The code for making this plot for the rest of the series is in the hidden cell below (it's basically the last several cells glued together). The next cell produces a set of subplots for all the series.

In [None]:
def character_location_plot(series, size, regulars, locations=10, drop_Bridge=True, ax=None):
    #series: 'TNG', 'TOS', etc.
    #size: ordered pair for size of the axes to draw on
    #regulars: how many characters to keep
    #locations: how many locations to keep, including the Bridge regardless of drop_Bridge
    #drop_bridge: whether to eliminate the Bridge from consideration
    #ax: pass in an Axis to drop the graph into; otherwise, one is created for this plot
    series_lines = lines.loc[lines.series==series]
    series_pivot = series_lines.pivot_table(values='line', index='character', 
                                  columns='scene_loc', aggfunc='count').fillna(0).astype('int')
    series_pivot['row_sum'] = series_pivot.apply(sum, axis=1)
    series_pivot.sort_values(by='row_sum', ascending=False, inplace=True)
    series_regulars = series_pivot.iloc[:regulars,:]
    series_regulars.loc['total'] = series_regulars.sum()
    series_regulars.sort_values(by='total', ascending=False, axis=1, inplace=True)
    series_regulars_locations = series_regulars.iloc[:,:locations+1]
    heat_map_table = series_regulars_locations.div(series_regulars_locations.row_sum, axis=0)
    heat_map_table.drop(index=['total'], columns=['row_sum'], inplace=True)
    if drop_Bridge:
        heat_map_table.drop(columns=['Bridge'], inplace=True)
    if ax==None:
        figure, ax = plt.subplots(figsize=size)
        heat_map_table.index.names=['Character']
        heat_map_table.columns.names=['Location']
    else:
        heat_map_table.index.names=['']
        heat_map_table.columns.names=['']
    g = sns.heatmap(heat_map_table, vmin=0, vmax=0.16, cmap='coolwarm', ax=ax, robust=True)
    g.set_xticklabels(g.get_xticklabels(), rotation = 45, ha='right')
    g.set_yticklabels(g.get_yticklabels(), rotation = 0)
    g.set_title(series, fontsize=14, fontweight='bold')
    return g

In [None]:
fig, [[ax_TOS, ax_TAS], [ax_TNG, ax_DS9], [ax_VOY, ax_ENT]] = plt.subplots(3,2, figsize=(15,18))
fig.subplots_adjust(hspace=0.4, wspace=0.4)
plt.suptitle('Character locations in Star Trek', fontsize=16, fontweight='bold')
character_location_plot('TOS', (7,6), 7, locations=8, ax=ax_TOS)
character_location_plot('TAS', (7,6), 7, locations=6, ax=ax_TAS)
character_location_plot('TNG', (7,6), 8, ax=ax_TNG)
character_location_plot('DS9', (7,6), 11, drop_Bridge=False, ax=ax_DS9)
character_location_plot('VOY', (7,6), 10, ax=ax_VOY)
character_location_plot('ENT', (7,6), 7, ax=ax_ENT)

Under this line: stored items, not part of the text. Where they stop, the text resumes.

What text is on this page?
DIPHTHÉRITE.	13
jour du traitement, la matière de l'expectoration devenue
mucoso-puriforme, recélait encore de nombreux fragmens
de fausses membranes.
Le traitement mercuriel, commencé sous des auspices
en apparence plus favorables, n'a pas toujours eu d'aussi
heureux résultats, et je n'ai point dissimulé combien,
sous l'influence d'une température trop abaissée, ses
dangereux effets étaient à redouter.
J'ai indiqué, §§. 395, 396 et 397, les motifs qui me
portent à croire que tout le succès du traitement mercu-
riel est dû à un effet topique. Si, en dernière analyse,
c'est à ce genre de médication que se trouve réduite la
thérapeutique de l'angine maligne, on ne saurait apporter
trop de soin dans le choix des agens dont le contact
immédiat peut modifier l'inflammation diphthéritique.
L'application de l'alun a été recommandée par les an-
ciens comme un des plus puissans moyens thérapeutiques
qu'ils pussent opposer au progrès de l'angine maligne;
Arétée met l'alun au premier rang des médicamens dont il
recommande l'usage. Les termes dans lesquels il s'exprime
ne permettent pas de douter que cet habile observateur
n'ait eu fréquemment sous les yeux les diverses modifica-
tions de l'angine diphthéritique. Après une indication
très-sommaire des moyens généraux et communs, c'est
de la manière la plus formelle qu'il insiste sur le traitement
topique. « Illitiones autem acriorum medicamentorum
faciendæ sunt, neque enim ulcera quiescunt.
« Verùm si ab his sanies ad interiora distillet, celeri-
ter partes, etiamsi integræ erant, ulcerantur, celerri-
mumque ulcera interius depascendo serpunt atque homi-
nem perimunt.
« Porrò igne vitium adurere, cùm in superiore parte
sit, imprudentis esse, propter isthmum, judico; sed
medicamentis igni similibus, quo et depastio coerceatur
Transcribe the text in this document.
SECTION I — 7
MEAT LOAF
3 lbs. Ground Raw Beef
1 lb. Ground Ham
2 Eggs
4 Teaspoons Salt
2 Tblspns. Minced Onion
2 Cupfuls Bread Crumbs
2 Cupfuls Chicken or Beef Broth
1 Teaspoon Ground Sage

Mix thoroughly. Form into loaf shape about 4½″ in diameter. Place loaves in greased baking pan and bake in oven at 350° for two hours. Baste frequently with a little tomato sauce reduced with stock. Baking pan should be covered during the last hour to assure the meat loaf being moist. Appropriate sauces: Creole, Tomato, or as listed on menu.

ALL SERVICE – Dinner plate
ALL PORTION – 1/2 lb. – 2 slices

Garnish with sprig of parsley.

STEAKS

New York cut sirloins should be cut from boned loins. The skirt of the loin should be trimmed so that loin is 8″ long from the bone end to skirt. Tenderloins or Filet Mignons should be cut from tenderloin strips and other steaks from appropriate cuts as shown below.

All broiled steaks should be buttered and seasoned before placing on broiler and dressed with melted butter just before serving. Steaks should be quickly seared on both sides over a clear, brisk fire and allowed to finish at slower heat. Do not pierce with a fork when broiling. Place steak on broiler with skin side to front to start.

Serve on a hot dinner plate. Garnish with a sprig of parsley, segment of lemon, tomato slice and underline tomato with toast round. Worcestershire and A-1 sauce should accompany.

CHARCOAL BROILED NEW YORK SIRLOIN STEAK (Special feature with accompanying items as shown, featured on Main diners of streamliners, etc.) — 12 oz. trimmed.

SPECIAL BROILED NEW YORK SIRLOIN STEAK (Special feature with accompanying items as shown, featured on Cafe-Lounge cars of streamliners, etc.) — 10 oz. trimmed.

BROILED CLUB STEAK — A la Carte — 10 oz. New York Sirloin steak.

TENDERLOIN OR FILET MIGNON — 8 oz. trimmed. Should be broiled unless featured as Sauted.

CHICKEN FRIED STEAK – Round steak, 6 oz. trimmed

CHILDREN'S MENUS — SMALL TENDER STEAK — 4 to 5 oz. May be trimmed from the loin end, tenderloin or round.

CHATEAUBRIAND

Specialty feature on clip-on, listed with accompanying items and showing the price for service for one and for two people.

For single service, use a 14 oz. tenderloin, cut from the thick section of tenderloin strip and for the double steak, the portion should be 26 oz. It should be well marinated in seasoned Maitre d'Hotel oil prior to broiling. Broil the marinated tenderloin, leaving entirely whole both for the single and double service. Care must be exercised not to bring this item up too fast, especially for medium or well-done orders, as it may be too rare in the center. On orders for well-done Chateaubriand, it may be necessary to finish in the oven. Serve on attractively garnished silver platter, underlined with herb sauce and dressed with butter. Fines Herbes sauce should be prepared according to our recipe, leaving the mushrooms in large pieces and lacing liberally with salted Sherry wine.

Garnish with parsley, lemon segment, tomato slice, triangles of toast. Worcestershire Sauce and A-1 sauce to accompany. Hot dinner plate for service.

There's some fun little tidbits in all of these.

* TOS really leaned on going to see McCoy in Sickbay (it was the most popular non-Bridge location!), but McCoy also got out and about more than any other doctor--all the others max out the scale in Sickbay.
* You can see the imprints of a couple of romances; Kes and Neelix have a neat little reciprocal corner on VOY, and T'Pol's Quarters are dark blue for everyone but T'Pol and Tucker. Ditto Crusher in Picard's Quarters, which is more dubious.
* Troi spends a lot of time in Ten Forward, maybe evidence of the writers not really knowing what to do with her (on the flip side, remember how drunk she got in *First Contact*?).
* ENT's Tucker is really the only engineer to break out of spending tons of time in Engineering.
* VOY really pigeonholed its crew members--five of them spend a scale-breaking amount of time somewhere.